= William Taylor Birchenough =

British pilot

William Taylor Birchenough (1891–1962) was a pioneering British aviator and test pilot.

==Family==
Birchenough was born at Gawsworth New Hall, the third son of William Taylor Birchenough, a silk Manufacturer and Justice of Peace, for the County of Chester, and his wife Jane Birchenough, daughter of Richard Peacock MP. His grandfather was John Birchenough, a Mayor of Macclesfield and he was a nephew of Sir Henry Birchenough. One of his nephews was William Anthony Birchenough a member of the 1964 Balinka Pit expedition.

==Fowler's Match==
At Eton College he was a proficient cricketer and played in the famous Fowler's Match in 1910 against Harrow School which was described in an article in The Spectator marking the match's centenary, as "what might just be the greatest cricket match of all time".

==Aviation career==
After leaving Eton Birchenough developed an interest in flying and joined the Grahame-White training school on 7 February 1913. Over the following months he carried out his training under the instruction of Marcus Dyce Manton before being awarded his aviator's certificate on 13 June 1913 in a Grahame White Biplane. Subsequently, he worked for the Grahame-White Company.

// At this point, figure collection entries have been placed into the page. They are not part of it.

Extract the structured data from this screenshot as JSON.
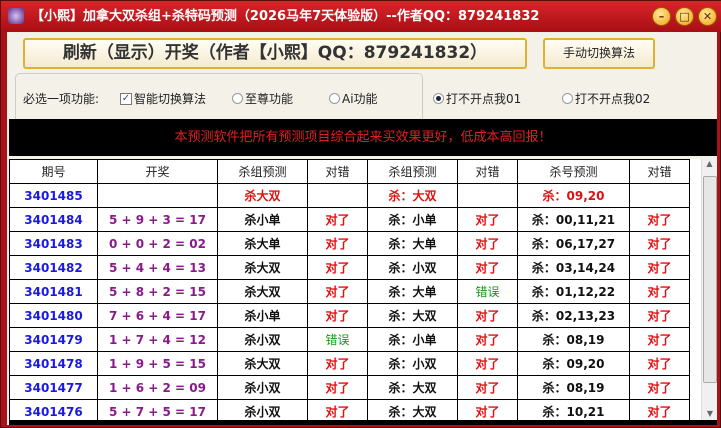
{
  "window": {
    "title": "【小熙】加拿大双杀组+杀特码预测（2026马年7天体验版）--作者QQ：879241832"
  },
  "toolbar": {
    "refresh_label": "刷新（显示）开奖（作者【小熙】QQ：879241832）",
    "switch_label": "手动切换算法"
  },
  "options": {
    "label": "必选一项功能:",
    "smart": "智能切换算法",
    "smart_checked": true,
    "supreme": "至尊功能",
    "ai": "Ai功能",
    "open1": "打不开点我01",
    "open2": "打不开点我02",
    "selected": "打不开点我01"
  },
  "banner": "本预测软件把所有预测项目综合起来买效果更好，低成本高回报！",
  "table": {
    "headers": [
      "期号",
      "开奖",
      "杀组预测",
      "对错",
      "杀组预测",
      "对错",
      "杀号预测",
      "对错"
    ],
    "rows": [
      [
        "3401485",
        "",
        "杀大双",
        "",
        "杀：大双",
        "",
        "杀：09,20",
        ""
      ],
      [
        "3401484",
        "5 + 9 + 3 = 17",
        "杀小单",
        "对了",
        "杀：小单",
        "对了",
        "杀：00,11,21",
        "对了"
      ],
      [
        "3401483",
        "0 + 0 + 2 = 02",
        "杀大单",
        "对了",
        "杀：大单",
        "对了",
        "杀：06,17,27",
        "对了"
      ],
      [
        "3401482",
        "5 + 4 + 4 = 13",
        "杀大双",
        "对了",
        "杀：小双",
        "对了",
        "杀：03,14,24",
        "对了"
      ],
      [
        "3401481",
        "5 + 8 + 2 = 15",
        "杀大双",
        "对了",
        "杀：大单",
        "错误",
        "杀：01,12,22",
        "对了"
      ],
      [
        "3401480",
        "7 + 6 + 4 = 17",
        "杀小单",
        "对了",
        "杀：大双",
        "对了",
        "杀：02,13,23",
        "对了"
      ],
      [
        "3401479",
        "1 + 7 + 4 = 12",
        "杀小双",
        "错误",
        "杀：小单",
        "对了",
        "杀：08,19",
        "对了"
      ],
      [
        "3401478",
        "1 + 9 + 5 = 15",
        "杀大双",
        "对了",
        "杀：小双",
        "对了",
        "杀：09,20",
        "对了"
      ],
      [
        "3401477",
        "1 + 6 + 2 = 09",
        "杀小双",
        "对了",
        "杀：大双",
        "对了",
        "杀：08,19",
        "对了"
      ],
      [
        "3401476",
        "5 + 7 + 5 = 17",
        "杀小双",
        "对了",
        "杀：大双",
        "对了",
        "杀：10,21",
        "对了"
      ]
    ]
  },
  "colors": {
    "title_bar": "#c01a20",
    "issue": "#1a1adc",
    "draw": "#8a1a8a",
    "correct": "#e01010",
    "wrong": "#119911",
    "banner_text": "#e02020"
  }
}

Birchenough started to regularly compete in flying races at Hendon, from August 1913 onwards often flying a G-W 50 Gnome aircraft or Box-Kites.

In January 1914 Birchenough took part in the "Upside Down Dinner" held at the Royal Automobile Club . Attended by many aviation pioneers, the dinner was held in recognition of those who were first to loop the loop in an aeroplane.

In 1914 he competed in a series of air races and won the Shell Motor Spirit Trophy for a special speed contest.

On 6 June he flew a Maurice Farman aeroplane at the last Aerial Derby before the outbreak of war and two weeks later he competed in the London to Manchester handicap

On 3 August 1914 Birchenough flew a Maurice Farman aeroplane from Hendon to Leighton Buzzard to carry out a demonstration at a Flower Show but was forced to return after learning that the Government had imposed a ban on flights that day of more than three miles from an aerodrome due to fears of impending war. The following day war was declared on Germany.

==World War One==
After the outbreak of World War One he joined the Aircraft Manufacturing Company (Airco) as a test pilot responsible for delivering planes to the Aeronautical Inspection Department (AID) at Farnborough and putting them though their tests.

In August 1916 "The Aeroplane" reported that Birchenough was one of the steadiest and most skilful pilots in the country and that "since the outbreak of war he had passed a legion of machines through their tests"

In 1917 he was elected a member of the Aeronautical Society of Great Britain.
Birchenough married Eileen Moncrieffe Mesham of Pontruffydd Hall in 1915. He died on 15 December 1962 in Wimborne, Dorset, England.